And whether they believed the stories or not, they were listened to in respectful dignified silence, and at the end there’d be many a quiet “good lad” and “we knew you could do it.”

I wasn’t alone – or even prominent – among the small seanchaís. There were many who could ‘tell the tale’ – as we termed it – far better than I. And in our loneliness, far away from home, with no radio, our own thoughts and imaginations were all we had to help us through the long nights and days.

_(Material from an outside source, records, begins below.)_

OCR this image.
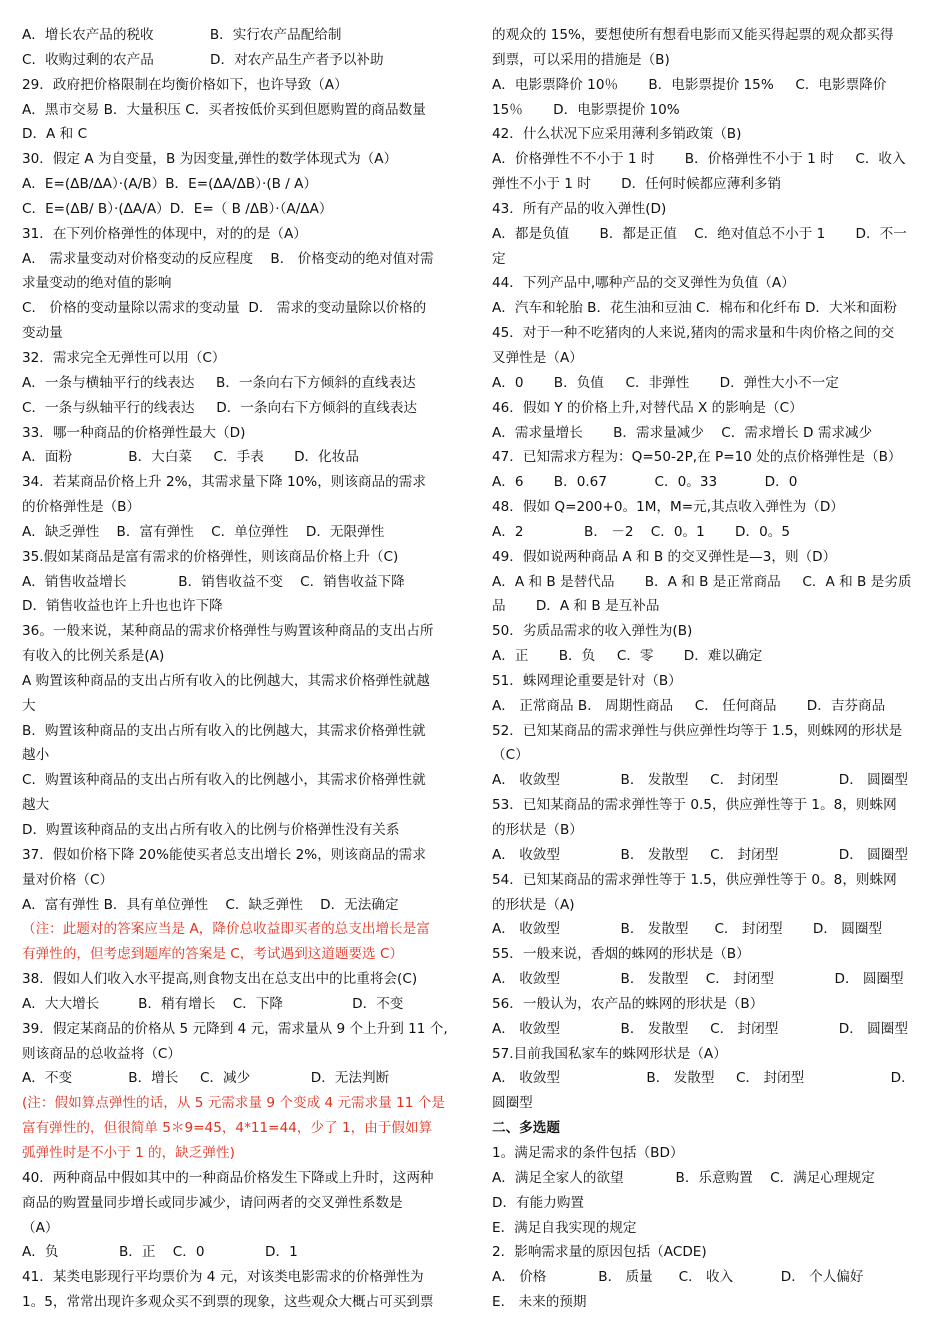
A．增长农产品的税收             B．实行农产品配给制
C．收购过剩的农产品             D．对农产品生产者予以补助
29．政府把价格限制在均衡价格如下，也许导致（A）
A．黑市交易 B．大量积压 C．买者按低价买到但愿购置的商品数量
D．A 和 C
30．假定 A 为自变量，B 为因变量,弹性的数学体现式为（A）
A．E=(ΔB/ΔA）·(A/B）B．E=(ΔA/ΔB）·(B / A）
C．E=(ΔB/ B）·(ΔA/A）D．E=（ B /ΔB）·（A/ΔA）
31．在下列价格弹性的体现中，对的的是（A）
A． 需求量变动对价格变动的反应程度    B． 价格变动的绝对值对需
求量变动的绝对值的影响
C． 价格的变动量除以需求的变动量  D． 需求的变动量除以价格的
变动量
32．需求完全无弹性可以用（C）
A．一条与横轴平行的线表达     B．一条向右下方倾斜的直线表达
C．一条与纵轴平行的线表达     D．一条向右下方倾斜的直线表达
33．哪一种商品的价格弹性最大（D)
A．面粉             B．大白菜     C．手表       D．化妆品
34．若某商品价格上升 2%，其需求量下降 10%，则该商品的需求
的价格弹性是（B）
A．缺乏弹性    B．富有弹性    C．单位弹性    D．无限弹性
35.假如某商品是富有需求的价格弹性，则该商品价格上升（C)
A．销售收益增长            B．销售收益不变    C．销售收益下降
D．销售收益也许上升也也许下降
36。一般来说，某种商品的需求价格弹性与购置该种商品的支出占所
有收入的比例关系是(A)
A 购置该种商品的支出占所有收入的比例越大，其需求价格弹性就越
大
B．购置该种商品的支出占所有收入的比例越大，其需求价格弹性就
越小
C．购置该种商品的支出占所有收入的比例越小，其需求价格弹性就
越大
D．购置该种商品的支出占所有收入的比例与价格弹性没有关系
37．假如价格下降 20%能使买者总支出增长 2%，则该商品的需求
量对价格（C）
A．富有弹性 B．具有单位弹性    C．缺乏弹性    D．无法确定
（注：此题对的答案应当是 A，降价总收益即买者的总支出增长是富
有弹性的，但考虑到题库的答案是 C，考试遇到这道题要选 C）
38．假如人们收入水平提高,则食物支出在总支出中的比重将会(C)
A．大大增长         B．稍有增长    C．下降                D．不变
39．假定某商品的价格从 5 元降到 4 元，需求量从 9 个上升到 11 个,
则该商品的总收益将（C）
A．不变             B．增长     C．减少              D．无法判断
(注：假如算点弹性的话，从 5 元需求量 9 个变成 4 元需求量 11 个是
富有弹性的，但很简单 5＊9=45，4*11=44，少了 1，由于假如算
弧弹性时是不小于 1 的，缺乏弹性)
40．两种商品中假如其中的一种商品价格发生下降或上升时，这两种
商品的购置量同步增长或同步减少，请问两者的交叉弹性系数是
（A）
A．负              B．正    C．0              D．1
41．某类电影现行平均票价为 4 元，对该类电影需求的价格弹性为
1。5，常常出现许多观众买不到票的现象，这些观众大概占可买到票
的观众的 15%，要想使所有想看电影而又能买得起票的观众都买得
到票，可以采用的措施是（B)
A．电影票降价 10％       B．电影票提价 15%     C．电影票降价
15％       D．电影票提价 10%
42．什么状况下应采用薄利多销政策（B)
A．价格弹性不不小于 1 时       B．价格弹性不小于 1 时     C．收入
弹性不小于 1 时       D．任何时候都应薄利多销
43．所有产品的收入弹性(D)
A．都是负值       B．都是正值    C．绝对值总不小于 1       D．不一
定
44．下列产品中,哪种产品的交叉弹性为负值（A）
A．汽车和轮胎 B．花生油和豆油 C．棉布和化纤布 D．大米和面粉
45．对于一种不吃猪肉的人来说,猪肉的需求量和牛肉价格之间的交
叉弹性是（A）
A．0       B．负值     C．非弹性       D．弹性大小不一定
46．假如 Y 的价格上升,对替代品 X 的影响是（C）
A．需求量增长       B．需求量减少    C．需求增长 D 需求减少
47．已知需求方程为：Q=50-2P,在 P=10 处的点价格弹性是（B）
A．6       B．0.67           C．0。33           D．0
48．假如 Q=200+0。1M，M=元,其点收入弹性为（D）
A．2              B． －2    C．0。1       D．0。5
49．假如说两种商品 A 和 B 的交叉弹性是—3，则（D）
A．A 和 B 是替代品       B．A 和 B 是正常商品     C．A 和 B 是劣质
品       D．A 和 B 是互补品
50．劣质品需求的收入弹性为(B)
A．正       B．负     C．零       D．难以确定
51．蛛网理论重要是针对（B）
A． 正常商品 B． 周期性商品     C． 任何商品       D．吉芬商品
52．已知某商品的需求弹性与供应弹性均等于 1.5，则蛛网的形状是
（C）
A． 收敛型              B． 发散型     C． 封闭型              D． 圆圈型
53．已知某商品的需求弹性等于 0.5，供应弹性等于 1。8，则蛛网
的形状是（B）
A． 收敛型              B． 发散型     C． 封闭型              D． 圆圈型
54．已知某商品的需求弹性等于 1.5，供应弹性等于 0。8，则蛛网
的形状是（A)
A． 收敛型              B． 发散型      C． 封闭型       D． 圆圈型
55．一般来说，香烟的蛛网的形状是（B）
A． 收敛型              B． 发散型    C． 封闭型              D． 圆圈型
56．一般认为，农产品的蛛网的形状是（B）
A． 收敛型              B． 发散型     C． 封闭型              D． 圆圈型
57.目前我国私家车的蛛网形状是（A）
A． 收敛型                    B． 发散型     C． 封闭型                    D．
圆圈型
二、多选题
1。满足需求的条件包括（BD）
A．满足全家人的欲望            B．乐意购置    C．满足心理规定
D．有能力购置
E．满足自我实现的规定
2．影响需求量的原因包括（ACDE)
A． 价格            B． 质量      C． 收入           D． 个人偏好
E． 未来的预期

Most nights we would launch raids on the pantry, to get some bread and butter. Spies would be positioned: the warning whisper was always the word “Echo!” A sudden rush of scampering bare feet, and we would be back in our beds, slices hidden all over the place. Why the pantry wasn’t locked up, I never knew. I think the kind nurses {who were in a majority} turned a blind eye.

And, there were endless plans to escape. From memory, the strategy was always the same: get down to the gate – and go home from there! No thought went into plans for transport, food – or direction of travel. Colditz escape merchants we were not. Get to the gate – and off with us. And that would be the end of all our homesick misery.

The desire to escape was imprinted deep on our consciousness. Horrendously poor and deprived though my background was, I yearned for the dark and the cold and the dirt of home, like a Sultan would for his Palace. I missed my mother terribly. I also missed my father, as I was too young to realise that it was his malign gambling addiction that was the dire and direct cause of all our horrors, including the death of three of my sisters.

One winter day, in the middle of a snowstorm, I made a break for it. Away with me across the playground, past the ghostly white ‘Jungle Gym’ and down towards the gate. But I’d been spotted, and a ‘posse’ was sent after me. I was captured down by the elm trees, not too far from the magic exit, and brought back.

Another sentence of standing half-naked outside the office door. And I could hardly believe my luck when, once again, along comes a certain Sister Boyle! And demanded my short trousers and shoes back, and that I be fed right there in the office.